Professor Frimpong said the project was aimed at making Ghana a ‘food basket’ of the West Africa sub-region.

“For the past two years Ghana has been exporting food items to neighbouring countries such as Mali, Togo and Burkina Faso,” he said. Since the launch of the training programme, beneficiaries have noted the improved capacity on bushfire prevention, prevention of soil erosion, restoration of soil fertility, conservation of moisture on farmlands and afforestation among others.

In Sub-Saharan Africa, soybeans remain profitable cash crop as well as a high-quality protein source and countries have been gearing up towards optimally utilising the untapped potential of the commodity.

Over the past year, Ghana through the Ghanaian National Agricultural Research System has partnered launched a Soya bean Innovation Lab (SIL) in partnership with USAID to promote improved soybean yields for smallholder farmers,

Soybean Management with Appropriate Research and Technology (SMART) Farm, a subsidiary under SIL was also integrated to provide an ideal training centre on soybean agronomics for practitioners from countries in West Africa.

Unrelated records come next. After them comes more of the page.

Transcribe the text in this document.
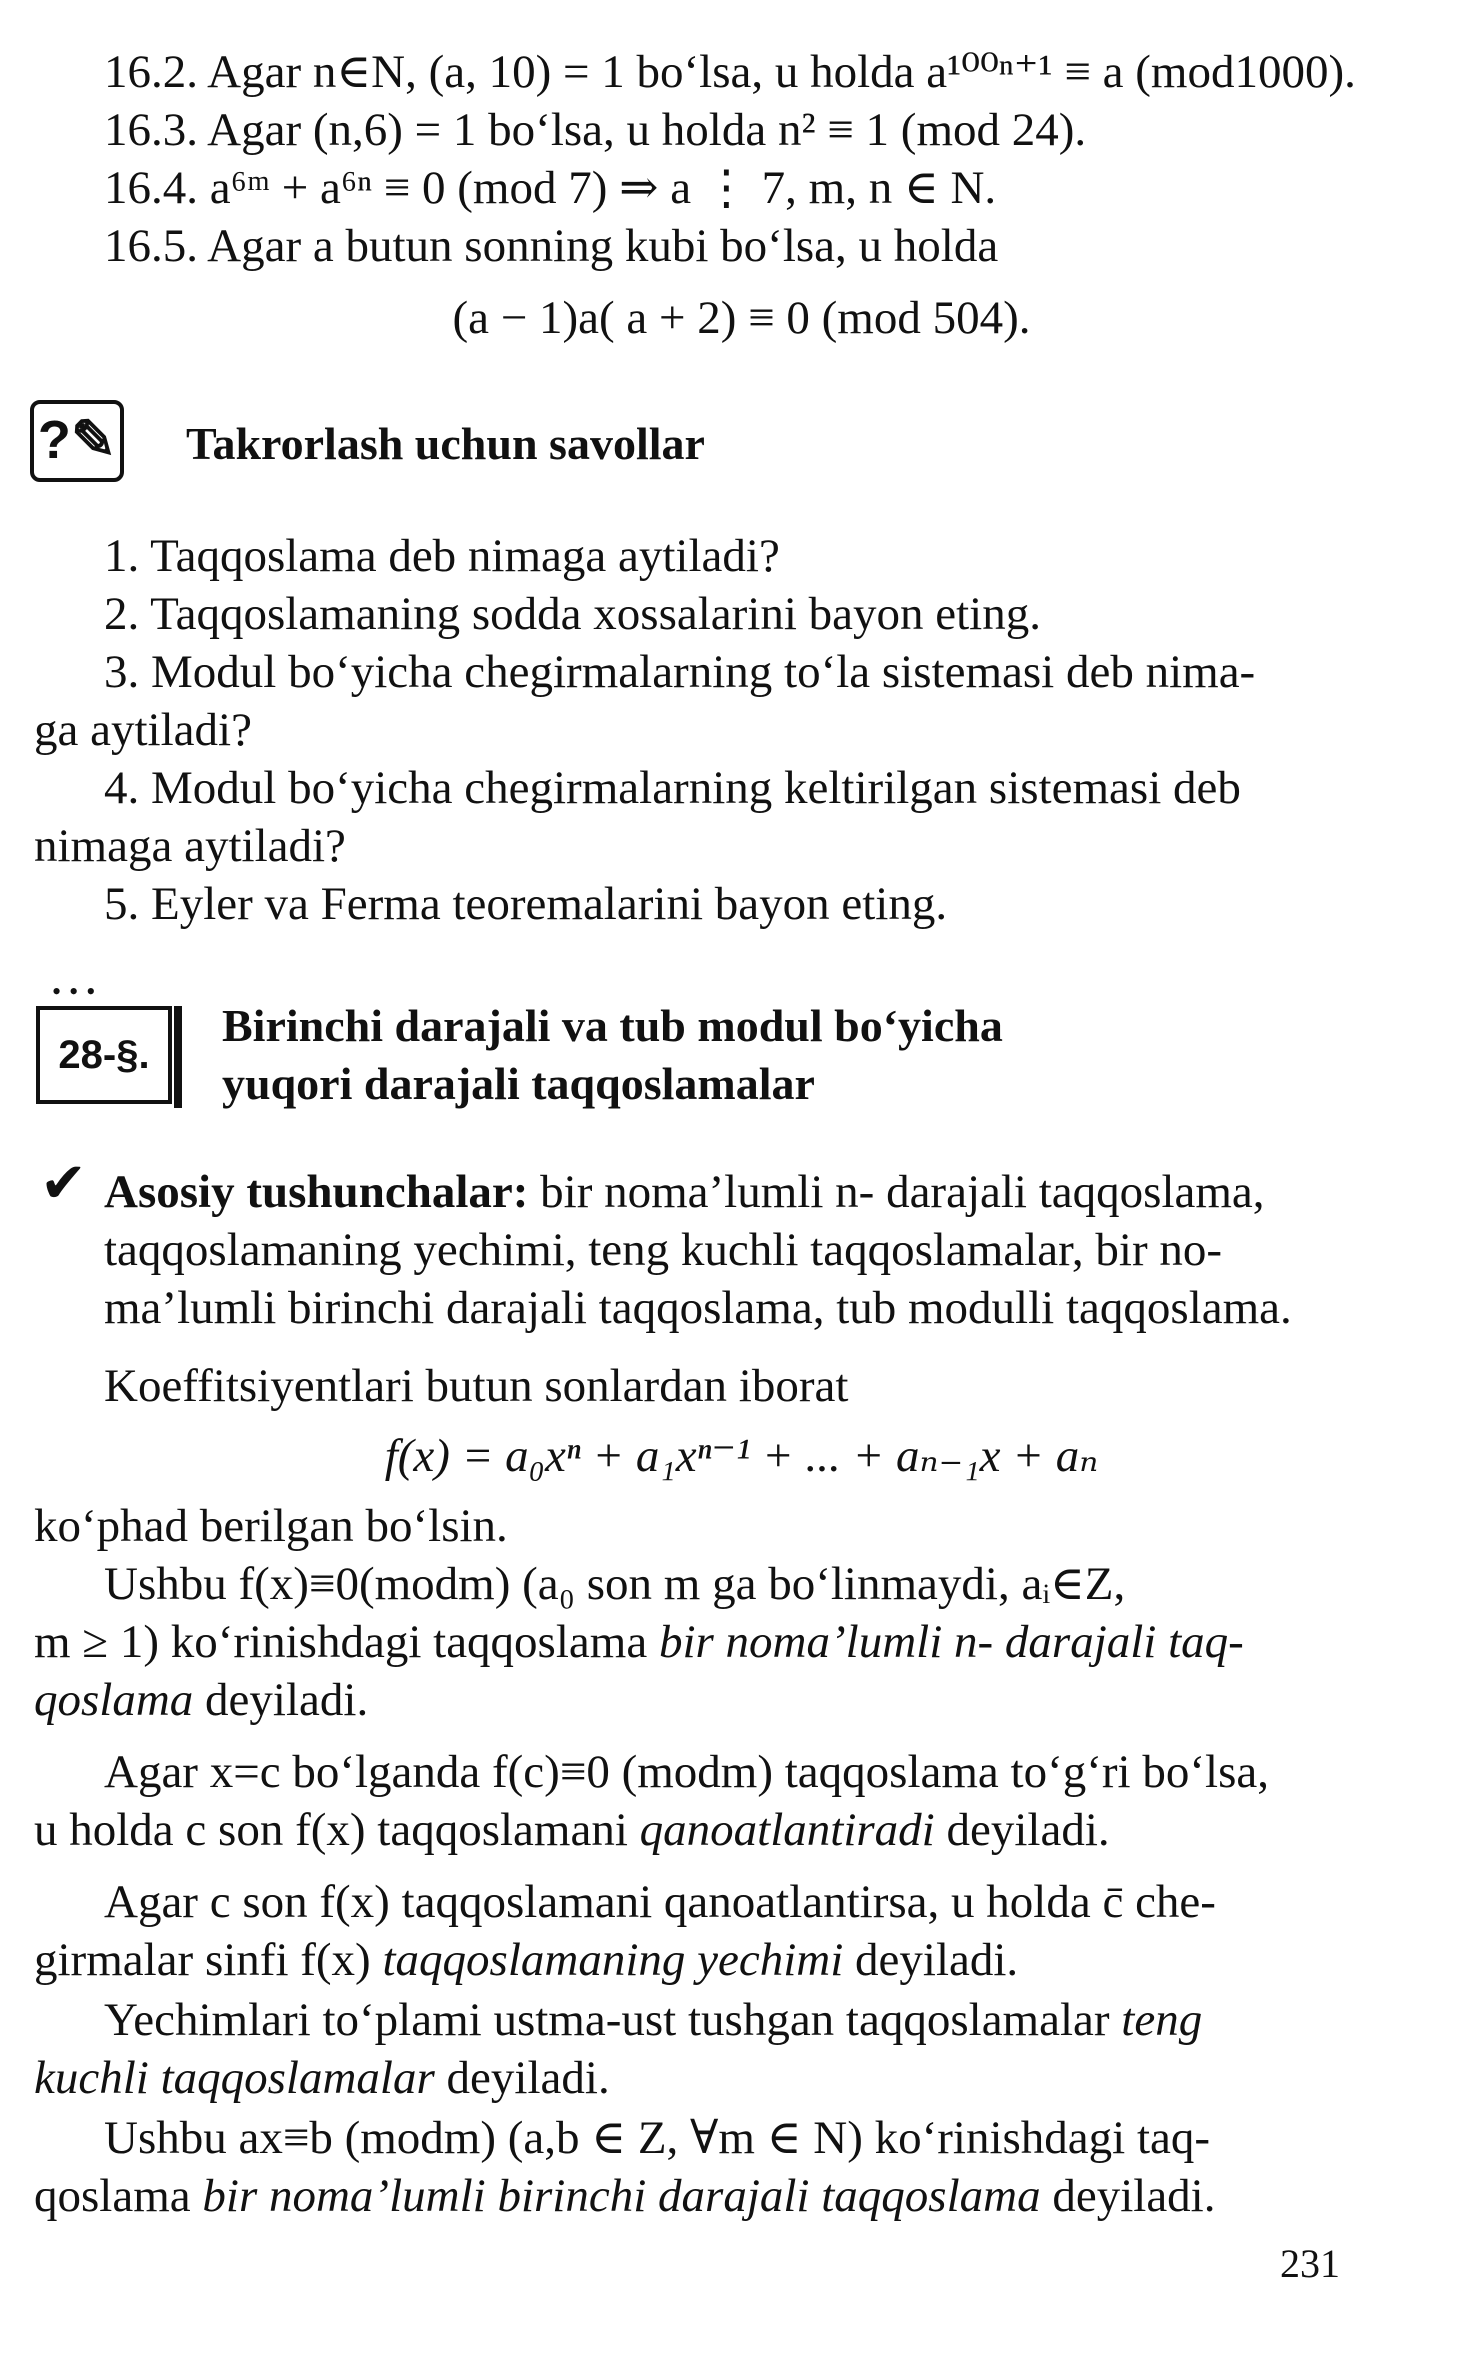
16.2. Agar n∈N, (a, 10) = 1 bo‘lsa, u holda a¹⁰⁰ⁿ⁺¹ ≡ a (mod1000).
16.3. Agar (n,6) = 1 bo‘lsa, u holda n² ≡ 1 (mod 24).
16.4. a⁶ᵐ + a⁶ⁿ ≡ 0 (mod 7) ⇒ a ⋮ 7, m, n ∈ N.
16.5. Agar a butun sonning kubi bo‘lsa, u holda
(a − 1)a( a + 2) ≡ 0 (mod 504).
?✎ Takrorlash uchun savollar
1. Taqqoslama deb nimaga aytiladi?
2. Taqqoslamaning sodda xossalarini bayon eting.
3. Modul bo‘yicha chegirmalarning to‘la sistemasi deb nima-
ga aytiladi?
4. Modul bo‘yicha chegirmalarning keltirilgan sistemasi deb
nimaga aytiladi?
5. Eyler va Ferma teoremalarini bayon eting.
•••
28-§.
Birinchi darajali va tub modul bo‘yicha
yuqori darajali taqqoslamalar
✔ Asosiy tushunchalar: bir noma’lumli n- darajali taqqoslama,
taqqoslamaning yechimi, teng kuchli taqqoslamalar, bir no-
ma’lumli birinchi darajali taqqoslama, tub modulli taqqoslama.
Koeffitsiyentlari butun sonlardan iborat
f(x) = a₀xⁿ + a₁xⁿ⁻¹ + ... + aₙ₋₁x + aₙ
ko‘phad berilgan bo‘lsin.
Ushbu f(x)≡0(modm) (a₀ son m ga bo‘linmaydi, aᵢ∈Z,
m ≥ 1) ko‘rinishdagi taqqoslama bir noma’lumli n- darajali taq-
qoslama deyiladi.
Agar x=c bo‘lganda f(c)≡0 (modm) taqqoslama to‘g‘ri bo‘lsa,
u holda c son f(x) taqqoslamani qanoatlantiradi deyiladi.
Agar c son f(x) taqqoslamani qanoatlantirsa, u holda c̄ che-
girmalar sinfi f(x) taqqoslamaning yechimi deyiladi.
Yechimlari to‘plami ustma-ust tushgan taqqoslamalar teng
kuchli taqqoslamalar deyiladi.
Ushbu ax≡b (modm) (a,b ∈ Z, ∀m ∈ N) ko‘rinishdagi taq-
qoslama bir noma’lumli birinchi darajali taqqoslama deyiladi.
231
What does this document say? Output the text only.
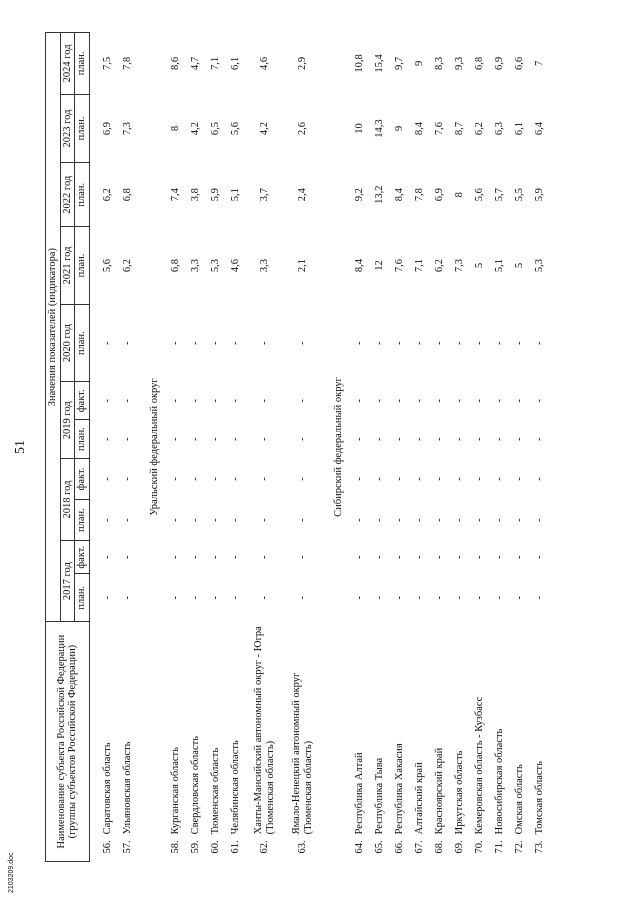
51
Наименование субъекта Российской Федерации (группы субъектов Российской Федерации)		Значения показателей (индикатора)										
		2017 год		2018 год		2019 год		2020 год	2021 год	2022 год	2023 год	2024 год
		план.	факт.	план.	факт.	план.	факт.	план.	план.	план.	план.	план.

56.	Саратовская область	-	-	-	-	-	-	-	5,6	6,2	6,9	7,5
57.	Ульяновская область	-	-	-	-	-	-	-	6,2	6,8	7,3	7,8

Уральский федеральный округ												
58.	Курганская область	-	-	-	-	-	-	-	6,8	7,4	8	8,6
59.	Свердловская область	-	-	-	-	-	-	-	3,3	3,8	4,2	4,7
60.	Тюменская область	-	-	-	-	-	-	-	5,3	5,9	6,5	7,1
61.	Челябинская область	-	-	-	-	-	-	-	4,6	5,1	5,6	6,1
62.	Ханты-Мансийский автономный округ - Югра (Тюменская область)	-	-	-	-	-	-	-	3,3	3,7	4,2	4,6
63.	Ямало-Ненецкий автономный округ (Тюменская область)	-	-	-	-	-	-	-	2,1	2,4	2,6	2,9

Сибирский федеральный округ												
64.	Республика Алтай	-	-	-	-	-	-	-	8,4	9,2	10	10,8
65.	Республика Тыва	-	-	-	-	-	-	-	12	13,2	14,3	15,4
66.	Республика Хакасия	-	-	-	-	-	-	-	7,6	8,4	9	9,7
67.	Алтайский край	-	-	-	-	-	-	-	7,1	7,8	8,4	9
68.	Красноярский край	-	-	-	-	-	-	-	6,2	6,9	7,6	8,3
69.	Иркутская область	-	-	-	-	-	-	-	7,3	8	8,7	9,3
70.	Кемеровская область - Кузбасс	-	-	-	-	-	-	-	5	5,6	6,2	6,8
71.	Новосибирская область	-	-	-	-	-	-	-	5,1	5,7	6,3	6,9
72.	Омская область	-	-	-	-	-	-	-	5	5,5	6,1	6,6
73.	Томская область	-	-	-	-	-	-	-	5,3	5,9	6,4	7
2103209.doc
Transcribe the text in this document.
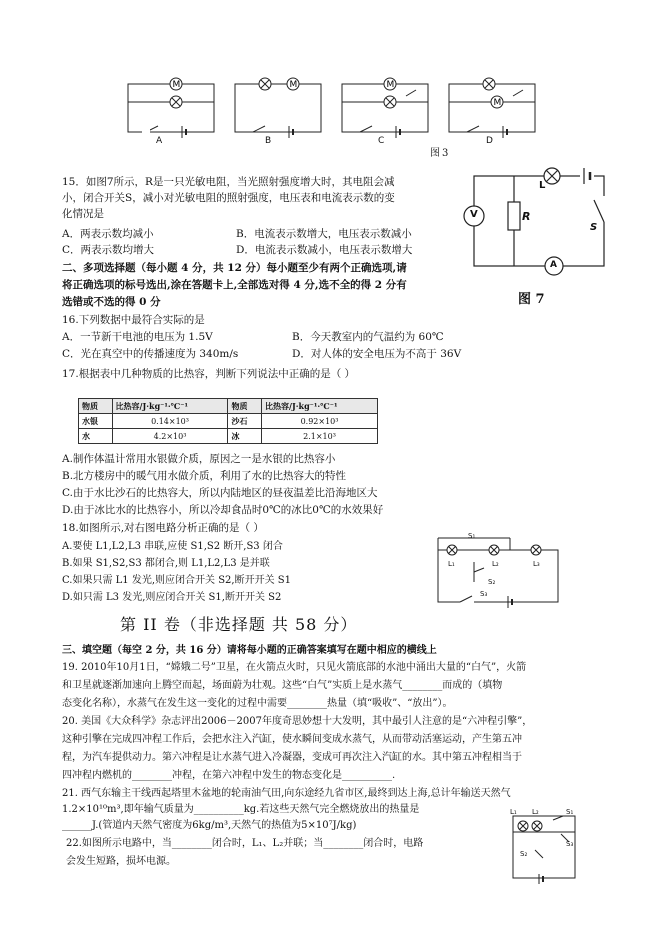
M	M	M
M
A	B	C	D
图3
15．如图7所示，R是一只光敏电阻，当光照射强度增大时，其电阻会减
小，闭合开关S，减小对光敏电阻的照射强度，电压表和电流表示数的变
化情况是
A．两表示数均减小	B．电流表示数增大，电压表示数减小
C．两表示数均增大	D．电流表示数减小，电压表示数增大
V	R
L
A
S
图 7
二、多项选择题（每小题 4 分，共 12 分）每小题至少有两个正确选项,请
将正确选项的标号选出,涂在答题卡上,全部选对得 4 分,选不全的得 2 分有
选错或不选的得 0 分
16.下列数据中最符合实际的是
A．一节新干电池的电压为 1.5V	B．今天教室内的气温约为 60℃
C．光在真空中的传播速度为 340m/s	D．对人体的安全电压为不高于 36V
17.根据表中几种物质的比热容，判断下列说法中正确的是（ ）
物质	比热容/J·kg⁻¹·℃⁻¹	物质	比热容/J·kg⁻¹·℃⁻¹
水银	0.14×10³	沙石	0.92×10³
水	4.2×10³	冰	2.1×10³
A.制作体温计常用水银做介质，原因之一是水银的比热容小
B.北方楼房中的暖气用水做介质，利用了水的比热容大的特性
C.由于水比沙石的比热容大，所以内陆地区的昼夜温差比沿海地区大
D.由于冰比水的比热容小，所以冷却食品时0℃的冰比0℃的水效果好
18.如图所示,对右图电路分析正确的是（ ）
A.要使 L1,L2,L3 串联,应使 S1,S2 断开,S3 闭合
B.如果 S1,S2,S3 都闭合,则 L1,L2,L3 是并联
C.如果只需 L1 发光,则应闭合开关 S2,断开开关 S1
D.如只需 L3 发光,则应闭合开关 S1,断开开关 S2
S₁
L₁	L₂	L₃
S₂
S₃
第 II 卷（非选择题 共 58 分）
三、填空题（每空 2 分，共 16 分）请将每小题的正确答案填写在题中相应的横线上
19. 2010年10月1日，“嫦娥二号”卫星，在火箭点火时，只见火箭底部的水池中涌出大量的“白气”，火箭
和卫星就逐渐加速向上腾空而起，场面蔚为壮观。这些“白气”实质上是水蒸气________而成的（填物
态变化名称），水蒸气在发生这一变化的过程中需要________热量（填“吸收”、“放出”）。
20. 美国《大众科学》杂志评出2006－2007年度奇思妙想十大发明，其中最引人注意的是“六冲程引擎”，
这种引擎在完成四冲程工作后，会把水注入汽缸，使水瞬间变成水蒸气，从而带动活塞运动，产生第五冲
程，为汽车提供动力。第六冲程是让水蒸气进入冷凝器，变成可再次注入汽缸的水。其中第五冲程相当于
四冲程内燃机的________冲程，在第六冲程中发生的物态变化是__________.
21. 西气东输主干线西起塔里木盆地的轮南油气田,向东途经九省市区,最终到达上海,总计年输送天然气
1.2×10¹⁰m³,即年输气质量为__________kg.若这些天然气完全燃烧放出的热量是
______J.(管道内天然气密度为6kg/m³,天然气的热值为5×10⁷J/kg)
22.如图所示电路中，当________闭合时，L₁、L₂并联；当________闭合时，电路
会发生短路，损坏电源。
L₁ L₂	S₁
S₂
S₃
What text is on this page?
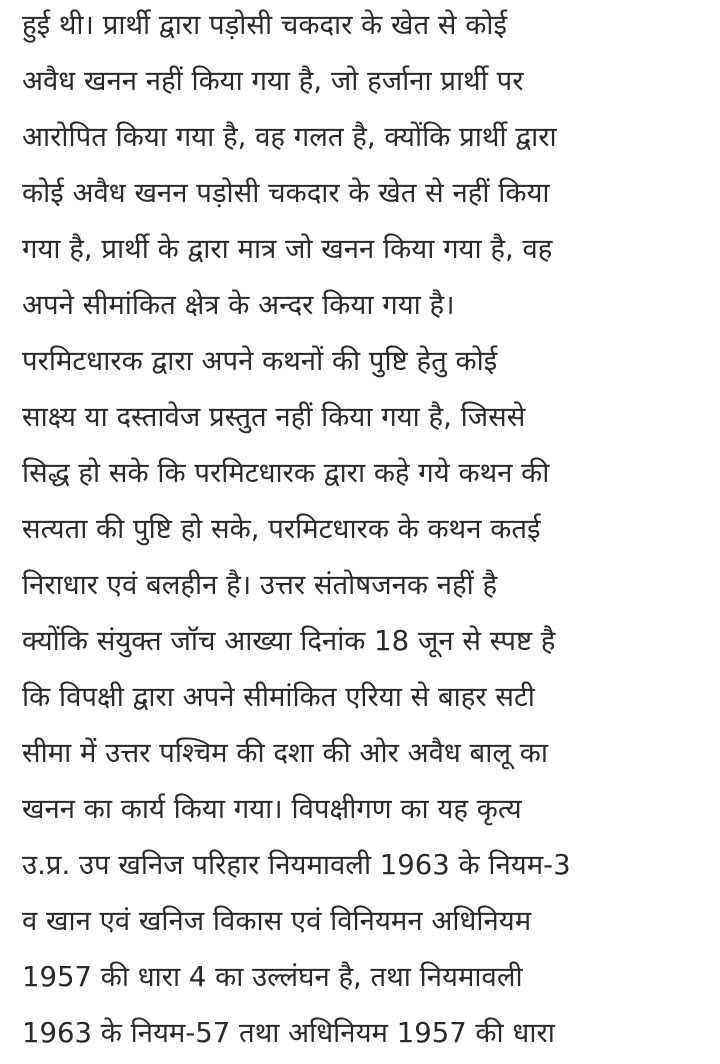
हुई थी। प्रार्थी द्वारा पड़ोसी चकदार के खेत से कोई
अवैध खनन नहीं किया गया है, जो हर्जाना प्रार्थी पर
आरोपित किया गया है, वह गलत है, क्योंकि प्रार्थी द्वारा
कोई अवैध खनन पड़ोसी चकदार के खेत से नहीं किया
गया है, प्रार्थी के द्वारा मात्र जो खनन किया गया है, वह
अपने सीमांकित क्षेत्र के अन्दर किया गया है।
परमिटधारक द्वारा अपने कथनों की पुष्टि हेतु कोई
साक्ष्य या दस्तावेज प्रस्तुत नहीं किया गया है, जिससे
सिद्ध हो सके कि परमिटधारक द्वारा कहे गये कथन की
सत्यता की पुष्टि हो सके, परमिटधारक के कथन कतई
निराधार एवं बलहीन है। उत्तर संतोषजनक नहीं है
क्योंकि संयुक्त जॉच आख्या दिनांक 18 जून से स्पष्ट है
कि विपक्षी द्वारा अपने सीमांकित एरिया से बाहर सटी
सीमा में उत्तर पश्चिम की दशा की ओर अवैध बालू का
खनन का कार्य किया गया। विपक्षीगण का यह कृत्य
उ.प्र. उप खनिज परिहार नियमावली 1963 के नियम-3
व खान एवं खनिज विकास एवं विनियमन अधिनियम
1957 की धारा 4 का उल्लंघन है, तथा नियमावली
1963 के नियम-57 तथा अधिनियम 1957 की धारा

Local demand of soy in Ghana has been estimated at 150,000 MT with the consumption seen grow at a rate of 26% annually over the last decade.

This demand is being driven in large part by the use of soy as a key ingredient, along with maize, in poultry feed processed soy for human consumption as oil, milk, and other forms, as well as for use in the chemical industries for paint.

The current supply of processed soy is unable to satisfy local market demand, and opportunities for export exist as soy demand globally has increased for biodiesel production and for use in feed for livestock and poultry.